Faliva Photographers Exhibition

PlaceBelvedere Gallery, Milano Italy
FieldExhibitions

Faliva Photographers Exhibition

Galleria Belvedere, Milano. About forty black and white images made by Angelo Faliva and his sons Roberto e Giuseppe, tell us a piece of the history of Cremona, from the post-war period to the seventies. There is a very young Mina with the tiger who helped to bind the great singer famous nickname of Tigre di Cremona, and there is one of the most loved and likeable Italian actors of all the time, Ugo Tognazzi, there are the legendary Mille Miglia cars that seen almost do now smile and there are the "unforgotten" Coppi and Bartali next to a selection of images that there they show a different city grappling with demonstrations and protests, children posing in front of the lens, in addition to the faces of those who work and sweat every day or who get distracted on the banks of the Po.
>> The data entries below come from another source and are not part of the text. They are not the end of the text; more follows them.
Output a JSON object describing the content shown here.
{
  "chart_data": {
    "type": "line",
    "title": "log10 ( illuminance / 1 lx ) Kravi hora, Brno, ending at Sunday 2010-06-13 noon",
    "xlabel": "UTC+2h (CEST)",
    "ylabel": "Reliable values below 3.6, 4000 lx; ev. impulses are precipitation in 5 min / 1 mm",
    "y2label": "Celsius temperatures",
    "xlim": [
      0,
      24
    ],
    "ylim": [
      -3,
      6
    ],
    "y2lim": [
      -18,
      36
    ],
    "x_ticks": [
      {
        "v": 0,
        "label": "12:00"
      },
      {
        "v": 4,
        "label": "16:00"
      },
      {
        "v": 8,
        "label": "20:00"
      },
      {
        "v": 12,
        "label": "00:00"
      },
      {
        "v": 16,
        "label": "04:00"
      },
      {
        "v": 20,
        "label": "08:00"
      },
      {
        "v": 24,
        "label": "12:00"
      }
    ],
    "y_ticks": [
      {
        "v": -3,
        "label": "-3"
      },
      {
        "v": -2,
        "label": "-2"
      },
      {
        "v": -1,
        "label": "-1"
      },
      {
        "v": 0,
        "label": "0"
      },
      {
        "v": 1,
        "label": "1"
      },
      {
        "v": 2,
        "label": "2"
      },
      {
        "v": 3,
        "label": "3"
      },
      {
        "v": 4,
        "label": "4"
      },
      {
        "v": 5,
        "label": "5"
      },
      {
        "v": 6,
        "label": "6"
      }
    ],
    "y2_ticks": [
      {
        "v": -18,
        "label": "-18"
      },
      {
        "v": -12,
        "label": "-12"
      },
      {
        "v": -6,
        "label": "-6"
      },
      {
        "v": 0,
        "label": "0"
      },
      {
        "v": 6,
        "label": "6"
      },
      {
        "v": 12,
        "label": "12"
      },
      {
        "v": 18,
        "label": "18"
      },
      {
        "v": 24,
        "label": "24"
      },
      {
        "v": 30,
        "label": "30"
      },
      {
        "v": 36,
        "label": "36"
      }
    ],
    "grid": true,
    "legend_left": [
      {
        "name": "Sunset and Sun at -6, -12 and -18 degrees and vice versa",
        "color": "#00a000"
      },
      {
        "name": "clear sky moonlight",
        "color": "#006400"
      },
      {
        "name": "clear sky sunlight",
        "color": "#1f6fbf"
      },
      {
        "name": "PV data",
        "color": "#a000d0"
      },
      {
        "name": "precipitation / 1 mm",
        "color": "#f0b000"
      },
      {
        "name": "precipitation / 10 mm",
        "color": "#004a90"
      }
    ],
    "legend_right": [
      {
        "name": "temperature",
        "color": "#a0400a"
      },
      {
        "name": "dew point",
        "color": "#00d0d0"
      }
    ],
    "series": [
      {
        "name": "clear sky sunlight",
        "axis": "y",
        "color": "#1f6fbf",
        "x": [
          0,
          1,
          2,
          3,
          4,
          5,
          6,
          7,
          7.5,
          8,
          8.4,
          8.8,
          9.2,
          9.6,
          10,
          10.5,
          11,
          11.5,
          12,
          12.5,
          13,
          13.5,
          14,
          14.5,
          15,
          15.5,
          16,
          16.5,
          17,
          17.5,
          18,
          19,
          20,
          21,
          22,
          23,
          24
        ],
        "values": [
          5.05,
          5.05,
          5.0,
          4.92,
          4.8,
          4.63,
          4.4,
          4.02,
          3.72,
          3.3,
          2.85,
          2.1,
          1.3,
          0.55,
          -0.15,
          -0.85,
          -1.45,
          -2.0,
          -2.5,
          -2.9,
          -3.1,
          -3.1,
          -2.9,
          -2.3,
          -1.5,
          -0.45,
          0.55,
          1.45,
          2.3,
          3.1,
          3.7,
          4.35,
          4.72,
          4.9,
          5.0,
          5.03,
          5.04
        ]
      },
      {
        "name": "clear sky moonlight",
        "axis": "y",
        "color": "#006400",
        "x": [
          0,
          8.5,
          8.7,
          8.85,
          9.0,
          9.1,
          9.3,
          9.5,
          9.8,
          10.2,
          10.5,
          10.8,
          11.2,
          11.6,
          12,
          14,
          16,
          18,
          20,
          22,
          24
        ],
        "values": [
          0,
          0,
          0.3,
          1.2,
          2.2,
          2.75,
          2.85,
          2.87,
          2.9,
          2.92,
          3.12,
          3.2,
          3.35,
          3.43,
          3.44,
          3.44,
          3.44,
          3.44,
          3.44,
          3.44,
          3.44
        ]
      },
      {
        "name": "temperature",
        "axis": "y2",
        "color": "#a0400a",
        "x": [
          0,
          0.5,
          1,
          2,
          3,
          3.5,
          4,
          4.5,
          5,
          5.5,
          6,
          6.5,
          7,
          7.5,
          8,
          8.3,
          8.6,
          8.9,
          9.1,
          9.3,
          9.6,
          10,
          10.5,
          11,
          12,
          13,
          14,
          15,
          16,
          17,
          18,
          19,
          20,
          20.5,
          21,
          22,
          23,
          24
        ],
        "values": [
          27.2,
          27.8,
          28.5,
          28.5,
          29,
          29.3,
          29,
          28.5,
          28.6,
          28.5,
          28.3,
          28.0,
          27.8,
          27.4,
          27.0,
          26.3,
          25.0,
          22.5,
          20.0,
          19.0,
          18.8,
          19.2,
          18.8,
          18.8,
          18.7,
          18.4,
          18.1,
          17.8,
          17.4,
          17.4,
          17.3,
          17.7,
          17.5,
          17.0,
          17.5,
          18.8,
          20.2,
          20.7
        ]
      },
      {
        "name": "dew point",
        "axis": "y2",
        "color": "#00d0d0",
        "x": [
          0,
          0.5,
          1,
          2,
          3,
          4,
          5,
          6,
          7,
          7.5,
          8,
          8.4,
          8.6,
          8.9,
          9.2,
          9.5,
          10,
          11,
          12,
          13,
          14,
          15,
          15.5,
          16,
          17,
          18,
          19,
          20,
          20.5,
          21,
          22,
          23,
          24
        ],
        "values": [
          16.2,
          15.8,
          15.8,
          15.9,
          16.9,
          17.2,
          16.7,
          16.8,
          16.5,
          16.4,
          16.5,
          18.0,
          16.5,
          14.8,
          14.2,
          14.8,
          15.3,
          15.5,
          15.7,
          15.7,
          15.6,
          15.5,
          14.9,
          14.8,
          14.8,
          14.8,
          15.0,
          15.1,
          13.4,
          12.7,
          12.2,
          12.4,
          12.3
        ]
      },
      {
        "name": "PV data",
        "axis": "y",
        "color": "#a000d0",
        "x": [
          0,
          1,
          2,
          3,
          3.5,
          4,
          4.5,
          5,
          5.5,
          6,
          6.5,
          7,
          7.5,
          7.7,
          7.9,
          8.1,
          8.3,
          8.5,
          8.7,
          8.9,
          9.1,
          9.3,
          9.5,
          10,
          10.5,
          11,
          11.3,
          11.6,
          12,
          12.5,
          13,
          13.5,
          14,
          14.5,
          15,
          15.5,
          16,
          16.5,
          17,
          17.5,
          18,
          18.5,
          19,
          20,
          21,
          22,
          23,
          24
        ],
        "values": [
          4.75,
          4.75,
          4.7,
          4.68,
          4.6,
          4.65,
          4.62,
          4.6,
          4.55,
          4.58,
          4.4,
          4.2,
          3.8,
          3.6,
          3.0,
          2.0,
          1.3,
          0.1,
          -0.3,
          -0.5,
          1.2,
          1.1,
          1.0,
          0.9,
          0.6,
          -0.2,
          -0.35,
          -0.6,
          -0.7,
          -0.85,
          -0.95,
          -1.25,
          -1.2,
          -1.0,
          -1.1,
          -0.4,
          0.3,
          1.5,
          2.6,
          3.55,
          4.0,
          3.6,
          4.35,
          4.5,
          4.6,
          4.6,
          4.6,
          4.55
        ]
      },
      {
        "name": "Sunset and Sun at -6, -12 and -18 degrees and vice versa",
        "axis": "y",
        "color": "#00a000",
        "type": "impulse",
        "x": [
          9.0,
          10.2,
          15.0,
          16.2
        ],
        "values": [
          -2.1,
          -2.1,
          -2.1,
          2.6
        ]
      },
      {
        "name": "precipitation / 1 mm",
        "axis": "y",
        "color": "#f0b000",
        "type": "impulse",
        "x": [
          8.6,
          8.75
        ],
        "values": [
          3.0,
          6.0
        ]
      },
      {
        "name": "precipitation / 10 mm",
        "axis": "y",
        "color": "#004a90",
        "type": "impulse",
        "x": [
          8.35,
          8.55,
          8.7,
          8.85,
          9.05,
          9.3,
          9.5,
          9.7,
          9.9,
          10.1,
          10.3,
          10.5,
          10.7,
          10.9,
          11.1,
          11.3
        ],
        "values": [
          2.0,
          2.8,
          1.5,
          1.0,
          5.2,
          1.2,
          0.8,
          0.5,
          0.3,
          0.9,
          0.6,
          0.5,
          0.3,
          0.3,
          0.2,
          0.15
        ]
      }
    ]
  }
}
The exhibition, which travels hand in hand with the history of the Faliva family, which has always been linked to world of photography (in addition to his children also Angelo's brother, Celeste was a fan photographer), conceived and commissioned by one of Angelo's grandchildren, Alberto to remember his beloved grandfather, is in reality, the careful and curious testimony of those who with their Rolleiflex narrated a cross-section of daily life in Cremona, a city with a thousand facets, but never banal and yesterday as today, full of tradition, culture, sport, interests and above all charm. Angelo Faliva was born in Milan on January 24, 1910. He began his activity as a photographer with A. Colliva, and together they founded the A. Colliva & A. Faliva Photographic Studio in Corso Venezia in Milan. In 1935 he went to Brescia with the brother Celeste (also a photographer) and sister Adelaide (known as Lally, painter and retoucher). One more year later he arrives in Cremona, where in 1952 he will open his first atelier in via Boldori and, later, from 1955, in the square Cavour (today Stradivari). The "family" business continues with his sons Roberto and Giuseppe: the latter guide even today with unchanged passion, together with his wife Rosanna, the atelier. Angelo died in Cremona in June 1977.